How Cloud Foundry Maintains High Availability
Page last updated:
This topic explains how Pivotal Cloud Foundry (PCF) deployments include several layers of high availability to keep applications running during system failure. These layers include AZs, application health management, process monitoring, and VM resurrection.
PCF supports deploying applications instances across multiple AZs. This level of high availability requires that you define AZs in your IaaS. PCF balances the applications you deploy across the AZs you defined. If an AZ goes down, you still have application instances running in another.

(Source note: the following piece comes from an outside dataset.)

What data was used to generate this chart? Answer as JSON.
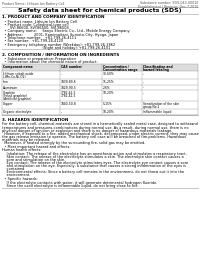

If you lose application instances for any reason, such as a bug in the app or an AZ going down, PCF restarts new instances to maintain capacity. Under Diego architecture, the nsync, BBS, and Cell Rep components track the number of instances of each application that are running across all of the Diego cells. When these components detect a discrepancy between the actual state of the app instances in the cloud and the desired state as known by the Cloud Controller, they advise the Cloud Controller of the difference and the Cloud Controller initiates the deployment of new application instances.
For more information about the nsync, BBS, and Cell Rep components, see the nsync, BBS, and Cell Rep section of the Cloud Foundry Components topic.
PCF uses a BOSH agent, monit, to monitor the processes on the component VMs that work together to keep your applications running, such as nsync, BBS, and Cell Rep. If monit detects a failure, it restarts the process and notifies the BOSH agent on the VM. The BOSH agent notifies the BOSH Health Monitor, which triggers responders through plugins such as email notifications or paging.
BOSH detects if a VM is present by listening for heartbeat messages that are sent from the BOSH agent every 60 seconds. The BOSH Health Monitor listens for those heartbeats. When the Health Monitor finds that a VM is not responding, it passes an alert to the Resurrector component. If the Resurrector is enabled, it sends the IaaS a request to create a new VM instance to replace the one that failed.